The Petite Maison stands a little lost on the wide, sealed area in front of the university campus. Surrounded by the comparatively huge architectural one of a kinds of the University of Luxembourg.
The scene is distantly reminiscent of the animated short series The Little House, which appeared in the 1950s. But the comparison to the idyllic country house is misleading. The inconspicuous construction is not threatened by progress and urbanisation, but is rather meant to exemplify the building method of the future.
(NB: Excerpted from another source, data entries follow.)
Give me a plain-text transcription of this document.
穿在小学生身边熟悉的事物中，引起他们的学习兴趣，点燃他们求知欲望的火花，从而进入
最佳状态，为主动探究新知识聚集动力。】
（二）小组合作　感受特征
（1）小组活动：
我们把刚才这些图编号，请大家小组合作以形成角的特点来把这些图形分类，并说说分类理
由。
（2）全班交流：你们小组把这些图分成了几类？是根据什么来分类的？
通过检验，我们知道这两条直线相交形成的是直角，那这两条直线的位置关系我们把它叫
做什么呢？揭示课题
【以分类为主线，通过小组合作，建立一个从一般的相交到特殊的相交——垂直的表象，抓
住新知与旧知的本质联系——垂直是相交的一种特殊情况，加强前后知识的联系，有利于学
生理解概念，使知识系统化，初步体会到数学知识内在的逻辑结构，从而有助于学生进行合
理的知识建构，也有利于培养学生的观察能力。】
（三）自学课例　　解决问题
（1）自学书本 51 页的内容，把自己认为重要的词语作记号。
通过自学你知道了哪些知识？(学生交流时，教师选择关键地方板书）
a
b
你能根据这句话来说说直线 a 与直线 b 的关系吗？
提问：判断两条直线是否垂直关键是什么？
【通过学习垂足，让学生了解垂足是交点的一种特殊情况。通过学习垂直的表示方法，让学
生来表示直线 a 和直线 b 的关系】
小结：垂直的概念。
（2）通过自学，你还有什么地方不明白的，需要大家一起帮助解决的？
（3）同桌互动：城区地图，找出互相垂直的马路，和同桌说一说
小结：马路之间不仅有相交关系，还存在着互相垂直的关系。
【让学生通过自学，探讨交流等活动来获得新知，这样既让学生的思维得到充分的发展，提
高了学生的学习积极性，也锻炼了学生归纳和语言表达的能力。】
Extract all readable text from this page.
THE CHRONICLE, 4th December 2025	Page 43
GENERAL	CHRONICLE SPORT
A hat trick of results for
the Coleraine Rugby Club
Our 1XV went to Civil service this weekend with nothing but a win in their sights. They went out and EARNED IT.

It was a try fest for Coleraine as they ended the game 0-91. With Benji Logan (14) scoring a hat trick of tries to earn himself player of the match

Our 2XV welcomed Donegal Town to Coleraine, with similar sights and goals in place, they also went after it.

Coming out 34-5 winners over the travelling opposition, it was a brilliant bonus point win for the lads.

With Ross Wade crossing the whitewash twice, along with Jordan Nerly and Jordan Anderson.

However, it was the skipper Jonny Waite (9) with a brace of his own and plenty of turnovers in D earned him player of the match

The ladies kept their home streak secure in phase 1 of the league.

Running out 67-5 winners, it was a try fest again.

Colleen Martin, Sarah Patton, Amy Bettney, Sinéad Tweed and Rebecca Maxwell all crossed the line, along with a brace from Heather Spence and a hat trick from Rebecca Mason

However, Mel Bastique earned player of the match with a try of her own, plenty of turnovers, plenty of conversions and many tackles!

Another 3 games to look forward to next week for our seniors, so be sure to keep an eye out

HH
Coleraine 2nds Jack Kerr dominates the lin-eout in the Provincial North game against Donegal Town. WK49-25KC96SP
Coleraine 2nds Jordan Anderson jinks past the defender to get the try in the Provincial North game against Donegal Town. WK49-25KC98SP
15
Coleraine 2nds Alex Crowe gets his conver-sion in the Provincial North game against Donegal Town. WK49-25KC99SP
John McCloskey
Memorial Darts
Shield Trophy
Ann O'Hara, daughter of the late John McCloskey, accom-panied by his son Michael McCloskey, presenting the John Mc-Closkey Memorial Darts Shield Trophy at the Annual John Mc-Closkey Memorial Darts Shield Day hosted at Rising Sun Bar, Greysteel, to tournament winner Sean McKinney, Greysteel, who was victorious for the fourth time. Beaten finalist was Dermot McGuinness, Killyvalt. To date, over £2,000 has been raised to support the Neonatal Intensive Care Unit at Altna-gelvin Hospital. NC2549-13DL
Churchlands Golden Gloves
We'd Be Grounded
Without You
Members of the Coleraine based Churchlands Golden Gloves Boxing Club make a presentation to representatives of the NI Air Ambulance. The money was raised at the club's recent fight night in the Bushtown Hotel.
Carole Schmit has been dealing with sustainability issues in the building industry for years and knows the institutional structure between companies, ministries, municipalities, administrations and other actors very well. "We thought of contributing to Esch2022 to be specific and also very precise in what we mean in terms of circularity", says the architect, who holds a visiting professorship in the architecture master's programme at the University of Luxembourg. The goal, she says, is to keep high-quality materials in a life cycle for as long as possible, but also to be flexible with them. "We can no longer assume that a building will stay as it is for 100 years", she notes. It is true that, in order to conserve resources, it makes the most sense in principle to use a building for as long as possible (and to think about a possible change of use at the planning stage). But needs change, as do norms.